Angst

It’s happened, folks. The day has come.

I am a struggling writer.

<cue audience groan>

It’s true. The struggle is real. I just can’t seem to put pen to paper anymore. I can hardly type these very words. I’m completely stunted by the act of writing true stories about my life because…

So much of it has already been said.

I have managed to resist barrels of “likes” and me-too’s awaiting me if I would only just jot off a funny quip about a diaper blow-out in the aisles of Target, or maybe a sassy run-down of my daily exhaustion as a SAHM… Oooo! How about a tear-jerker about a toddler who drives me crazy all day and then looks so precious when they sleep that I crumble into a pile of mush and vow to do better tomorrow?

Anecdotes like these are clogging up the internet. Honestly, they exhaust me.

I feel alone in my exhaustion. I am a party of one in a sea of mutual validation.

I want disruption.

Please point me to a post by a single mother. I would like to read something by a person of color – please – how are you grappling with the questions your children are asking you about this world? How about a mother with a teenager. A mother over forty with a toddler. A full-time working mother? Tell me what’s hard for you, teen mom.

I am tired of the internet as a mirror. I am tired of opening a blog post to see my same tired problems of privilege staring back at me. Poor, angsty, Adrienne. Tell me how awkward it is when people ask you what you do again. That’s rough.

Excuse the edge in my tone (or don’t), but this two-dimensional experience of motherhood is not limited to Facebook. Have you noticed that there are defined zones that we are permitted to complain about? I am sitting in a group of women and if I would like to be let off the hook for allowing my toddler to have screen time, I’ve come to the right place.
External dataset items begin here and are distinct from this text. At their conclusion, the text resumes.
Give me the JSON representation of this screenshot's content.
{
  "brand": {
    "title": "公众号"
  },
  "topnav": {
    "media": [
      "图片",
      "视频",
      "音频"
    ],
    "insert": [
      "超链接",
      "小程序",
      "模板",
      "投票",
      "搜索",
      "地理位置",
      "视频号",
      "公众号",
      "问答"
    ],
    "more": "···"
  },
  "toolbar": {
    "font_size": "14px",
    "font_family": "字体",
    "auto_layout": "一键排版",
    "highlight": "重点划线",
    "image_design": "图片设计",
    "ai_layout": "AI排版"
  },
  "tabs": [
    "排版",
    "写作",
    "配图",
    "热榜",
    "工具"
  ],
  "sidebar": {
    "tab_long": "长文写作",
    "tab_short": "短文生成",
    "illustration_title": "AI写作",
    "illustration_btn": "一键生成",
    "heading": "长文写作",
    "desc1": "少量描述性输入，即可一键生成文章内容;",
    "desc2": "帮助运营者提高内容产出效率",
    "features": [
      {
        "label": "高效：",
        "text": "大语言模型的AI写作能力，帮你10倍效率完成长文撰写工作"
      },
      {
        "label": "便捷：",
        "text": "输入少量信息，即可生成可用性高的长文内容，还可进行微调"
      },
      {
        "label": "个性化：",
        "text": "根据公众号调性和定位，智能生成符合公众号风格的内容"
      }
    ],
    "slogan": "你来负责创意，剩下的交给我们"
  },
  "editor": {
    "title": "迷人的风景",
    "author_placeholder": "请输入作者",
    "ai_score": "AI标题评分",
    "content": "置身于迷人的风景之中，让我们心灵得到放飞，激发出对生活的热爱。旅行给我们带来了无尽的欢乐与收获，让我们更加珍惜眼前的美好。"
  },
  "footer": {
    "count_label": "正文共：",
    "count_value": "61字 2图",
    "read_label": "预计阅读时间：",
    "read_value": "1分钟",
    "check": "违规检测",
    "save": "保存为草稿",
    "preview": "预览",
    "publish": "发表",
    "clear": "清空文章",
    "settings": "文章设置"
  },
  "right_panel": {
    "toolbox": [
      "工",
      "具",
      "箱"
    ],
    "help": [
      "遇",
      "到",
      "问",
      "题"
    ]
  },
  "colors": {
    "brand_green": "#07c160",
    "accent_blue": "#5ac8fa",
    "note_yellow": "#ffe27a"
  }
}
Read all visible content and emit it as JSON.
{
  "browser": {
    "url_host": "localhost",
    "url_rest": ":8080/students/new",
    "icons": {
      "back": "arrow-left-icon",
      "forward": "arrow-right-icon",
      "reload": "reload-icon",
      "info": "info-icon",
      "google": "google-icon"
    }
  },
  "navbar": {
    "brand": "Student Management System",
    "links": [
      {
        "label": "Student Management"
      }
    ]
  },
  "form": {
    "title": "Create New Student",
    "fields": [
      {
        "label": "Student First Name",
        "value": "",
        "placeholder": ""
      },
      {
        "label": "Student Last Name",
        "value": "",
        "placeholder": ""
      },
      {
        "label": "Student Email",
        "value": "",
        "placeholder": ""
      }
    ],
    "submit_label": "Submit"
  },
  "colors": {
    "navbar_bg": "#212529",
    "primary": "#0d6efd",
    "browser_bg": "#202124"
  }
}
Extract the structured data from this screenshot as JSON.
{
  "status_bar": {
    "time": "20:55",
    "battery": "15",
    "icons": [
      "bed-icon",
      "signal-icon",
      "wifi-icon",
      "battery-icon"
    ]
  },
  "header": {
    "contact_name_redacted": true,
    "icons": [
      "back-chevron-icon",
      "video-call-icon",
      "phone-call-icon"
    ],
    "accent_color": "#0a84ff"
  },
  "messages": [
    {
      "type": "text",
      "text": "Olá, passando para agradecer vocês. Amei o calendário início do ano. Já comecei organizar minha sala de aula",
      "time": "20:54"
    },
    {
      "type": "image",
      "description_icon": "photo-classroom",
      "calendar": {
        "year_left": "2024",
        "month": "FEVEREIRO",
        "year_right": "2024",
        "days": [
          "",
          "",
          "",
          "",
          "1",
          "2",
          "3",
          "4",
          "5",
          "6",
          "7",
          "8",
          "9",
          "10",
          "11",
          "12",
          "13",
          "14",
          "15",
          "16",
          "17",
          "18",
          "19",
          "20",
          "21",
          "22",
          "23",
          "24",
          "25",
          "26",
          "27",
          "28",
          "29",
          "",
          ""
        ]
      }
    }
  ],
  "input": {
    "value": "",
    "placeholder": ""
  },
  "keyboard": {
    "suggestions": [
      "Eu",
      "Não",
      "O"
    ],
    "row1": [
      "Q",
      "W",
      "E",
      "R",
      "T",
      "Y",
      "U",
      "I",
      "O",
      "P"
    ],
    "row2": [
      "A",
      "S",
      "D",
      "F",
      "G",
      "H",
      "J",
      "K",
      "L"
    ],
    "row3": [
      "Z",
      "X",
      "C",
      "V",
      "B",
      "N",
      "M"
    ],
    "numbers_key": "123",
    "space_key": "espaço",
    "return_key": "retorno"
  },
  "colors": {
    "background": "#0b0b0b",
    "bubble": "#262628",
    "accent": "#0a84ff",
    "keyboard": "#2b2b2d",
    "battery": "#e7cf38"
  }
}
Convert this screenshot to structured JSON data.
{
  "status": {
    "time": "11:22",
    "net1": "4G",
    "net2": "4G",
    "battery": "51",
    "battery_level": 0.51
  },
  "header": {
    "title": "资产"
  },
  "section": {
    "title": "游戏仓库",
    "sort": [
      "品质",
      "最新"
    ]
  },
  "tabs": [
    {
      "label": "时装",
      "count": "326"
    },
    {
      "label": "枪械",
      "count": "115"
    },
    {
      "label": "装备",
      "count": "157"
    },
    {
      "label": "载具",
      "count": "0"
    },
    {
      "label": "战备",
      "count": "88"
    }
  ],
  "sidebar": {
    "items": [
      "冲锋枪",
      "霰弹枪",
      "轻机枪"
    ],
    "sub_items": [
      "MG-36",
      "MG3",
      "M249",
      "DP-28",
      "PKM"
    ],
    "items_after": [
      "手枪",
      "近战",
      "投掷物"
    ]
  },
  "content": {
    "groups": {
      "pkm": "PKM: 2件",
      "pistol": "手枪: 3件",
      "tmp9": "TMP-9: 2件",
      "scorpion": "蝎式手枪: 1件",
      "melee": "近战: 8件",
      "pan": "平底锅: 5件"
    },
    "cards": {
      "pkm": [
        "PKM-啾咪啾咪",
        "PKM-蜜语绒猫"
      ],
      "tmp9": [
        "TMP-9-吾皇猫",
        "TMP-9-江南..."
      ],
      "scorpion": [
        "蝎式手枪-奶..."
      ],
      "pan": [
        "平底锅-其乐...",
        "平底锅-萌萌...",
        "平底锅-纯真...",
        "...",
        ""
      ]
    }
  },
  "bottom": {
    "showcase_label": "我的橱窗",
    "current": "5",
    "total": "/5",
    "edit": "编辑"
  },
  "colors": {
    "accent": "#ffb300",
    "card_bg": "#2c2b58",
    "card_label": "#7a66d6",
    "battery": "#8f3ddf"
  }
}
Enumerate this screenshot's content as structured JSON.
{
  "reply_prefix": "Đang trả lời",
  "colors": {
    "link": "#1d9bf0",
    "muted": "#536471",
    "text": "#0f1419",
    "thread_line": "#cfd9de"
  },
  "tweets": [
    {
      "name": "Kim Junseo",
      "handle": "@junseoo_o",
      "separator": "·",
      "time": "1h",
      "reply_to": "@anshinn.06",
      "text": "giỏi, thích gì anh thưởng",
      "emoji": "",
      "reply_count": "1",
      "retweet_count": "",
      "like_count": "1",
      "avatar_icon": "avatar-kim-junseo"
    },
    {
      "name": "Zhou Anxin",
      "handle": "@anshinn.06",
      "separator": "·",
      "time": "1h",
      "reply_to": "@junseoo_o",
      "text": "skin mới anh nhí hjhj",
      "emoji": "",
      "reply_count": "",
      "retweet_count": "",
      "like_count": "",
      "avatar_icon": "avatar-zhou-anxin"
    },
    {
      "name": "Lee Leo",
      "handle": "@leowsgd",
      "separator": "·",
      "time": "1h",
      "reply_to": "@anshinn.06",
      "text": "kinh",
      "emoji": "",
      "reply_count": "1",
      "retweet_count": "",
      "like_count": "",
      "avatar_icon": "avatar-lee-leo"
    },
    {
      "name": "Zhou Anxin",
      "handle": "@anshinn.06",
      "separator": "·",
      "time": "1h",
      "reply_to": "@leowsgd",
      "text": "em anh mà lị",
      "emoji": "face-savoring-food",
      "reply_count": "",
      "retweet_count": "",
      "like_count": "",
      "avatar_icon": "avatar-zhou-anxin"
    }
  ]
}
Hey, they’ll even share a show or two. But if I’d like to work out the failure I experienced in the workplace… crickets. The inexplicable rejection I sometimes face from family members? Blank stares.

It’s totally fine – I was just testing those topics out. They didn’t resonate, apparently. No one experiences those things at the same rate/are not nearly as bothered by them as say… being judged for passing out a prepackaged snack at the park. Because that’s real, ladies. And that cuts deep.

This is my struggle as a writer. I want to read stories that are vastly different than my own. As a white person living in America, if I can relate to the story, it’s probably stale. If I read a story that challenges me, I may not be able to say “me too” but I will carry it with me. It may not validate me, but it will remind me that I am alive.

2 comments on “Angst

  1. Thank you so much for this post. I have felt the same way lately in so many areas of my life. Even within my own friend groups or our YOC group I look around and think, “yup…we’re all a bunch of fairly privileged young white moms all doing the same exact thing”. Your line about “clogging up the internet”…YES. If I see another “it’s 9 am and I’m already ready for my glass of wine who’s with me amiright?” post on Instagram I might scream.

    My struggle is that just because there are a lot of words out there already about what I’m experiencing doesn’t make my experience any less valid. And sometimes I AM the one who’s ready for a glass of wine at 9 am. But…I would still like to add something more meaningful to the conversation. Anyway…thanks again for your thoughts! You are definitely not alone in your angst. 😉

    • Oh my gosh! Thank you for your comment! I don’t know how I missed it ’till now. <3

      I couldn't agree more that the feelings are REAL! I don't want to silence any voices, just balance them! I'm trying to tackle my own privilege problem by seeking out alternative perspectives. It's made me realize how walled off my peer group really is! I have almost 500 facebook friends and I received about 6 responses to a post requesting reading recommendations on something interesting connected to race or gender. 1 of those 6 responses was actually about race and gender. I have to own that I do not have any close friends who are a different ethnicity than me. It's one thing to see it and to own it... now I have to figure out how to correct it - as always, I'm starting with books. 😉

      Thanks again for your response, Shannon! Wishing you quiet writing time!